Siapakah perempuan pedesaan Aceh? Bagaimanakah perempuan pedesaan ini memetakan identitasnya dalam ruang publik? Seberapa jauh mereka berperan dalam mendorong perubahan sosial dan membangun perdamaian Aceh yang berkelanjutan?
Di atas adalah sederetan pertanyaan yang hingga kini belum tuntas dijawab.

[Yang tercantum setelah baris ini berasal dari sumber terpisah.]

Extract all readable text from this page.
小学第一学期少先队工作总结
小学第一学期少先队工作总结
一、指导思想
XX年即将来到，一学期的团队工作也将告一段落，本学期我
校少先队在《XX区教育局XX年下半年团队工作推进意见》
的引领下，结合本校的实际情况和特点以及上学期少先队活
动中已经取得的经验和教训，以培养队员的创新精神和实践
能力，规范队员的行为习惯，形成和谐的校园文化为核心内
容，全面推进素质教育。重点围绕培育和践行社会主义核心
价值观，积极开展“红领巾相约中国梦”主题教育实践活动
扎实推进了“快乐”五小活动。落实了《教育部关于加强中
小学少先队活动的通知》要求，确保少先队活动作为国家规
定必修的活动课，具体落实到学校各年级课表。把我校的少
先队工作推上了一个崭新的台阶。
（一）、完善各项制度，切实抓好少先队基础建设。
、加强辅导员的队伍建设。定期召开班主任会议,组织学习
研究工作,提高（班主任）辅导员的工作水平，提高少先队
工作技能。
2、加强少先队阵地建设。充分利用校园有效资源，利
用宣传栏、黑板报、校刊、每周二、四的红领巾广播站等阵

Pirmatia Romana Wulandari, Master of Development, Specialization Social Inclusion, Gender and Rural Livelihood dari Van Hall Larenstein University Wageningen Belanda dalam thesisnya yang berjudul Women and Peace-building in Aceh Barat District, Indonesia: Women's Roles and Experiences and the Potential for a Gender Sensitive Approach Based on a Case Study of NGO Sunspirit menyoal pentingnya peran perempuan pedesaan dalam upaya mendorong perubahan sosial dan pembangunan perdamaian Aceh yang berkelanjutan.
Menurutnya wajah perempuan Aceh saat ini berbeda dengan sejarah perempuan Aceh masa perjuangan memperebutkan kemeredekaan. Pada masa itu perempuan mendapat tempat terhormat dalam ruang publik, bahkan berbagai kebijakan strategis diambil oleh kelompok perempuan. Sebut saja misalnya Cut Nyak Dhien, tokoh pejuang perempuan Aceh yang terkenal gigih mengusir kompeni Belanda dari tanah Rencong.
Namun pada masa konflik RI-GAM dan pasca-konflik peran dan keterlibatan perempuan dalam ruang publik menjadi sangat senyap. Menurut Prima ini adalah sebuah paradoks besar. Sebuah keadaan sosial yang sangat bertolak belakang. Justru pada pada konflik, perempuan Aceh dijadikan objek kekerasan, baik dilakukan oleh pihak TNI maupun oleh anggota Gerakan Aceh Merdeka.
Lantaran itu, adalah tugas semua pihak, bukan hanya perempuan itu sendiri yang berperan untuk mengembalikan identitasnya. Perempuan harus diberikan kesempatan yang sama di ruang publik sebagaimana halnya laki-laki. Kesempatan dalam mengambil keputusan dan memberikan pendapat, kesempatan dalam memimpin dan membuat kebijakan, karena perempuan sejatinya memiliki harkat dan martabat yang sama sebagai manusia.
Namun pertanyaannya mengapa dalam ruang publik, perempuan belum mendapat tempat yang layak? Mengapa perempuan masih dianggap sebagai kaum nomor dua? Perempuan seakan-akan ditakdirkan menjadi kaum kelas dua, sehingga belum memiliki akses yang lebih untuk hadir di ruang publik.
Banyak dari kita menyadari bahwa baik laki-laki maupun perempuan memiliki harkat dan martabat sama, tetapi kekangan kultural dan struktural yang patriarkhi, dengan didukung pandangan sosial yang menganggap perempuan adalah makhluk yang lemah, menjadikan perempuan tetap terjebak untuk hanya berkutat dalam ruang terbatas bernama keluarga.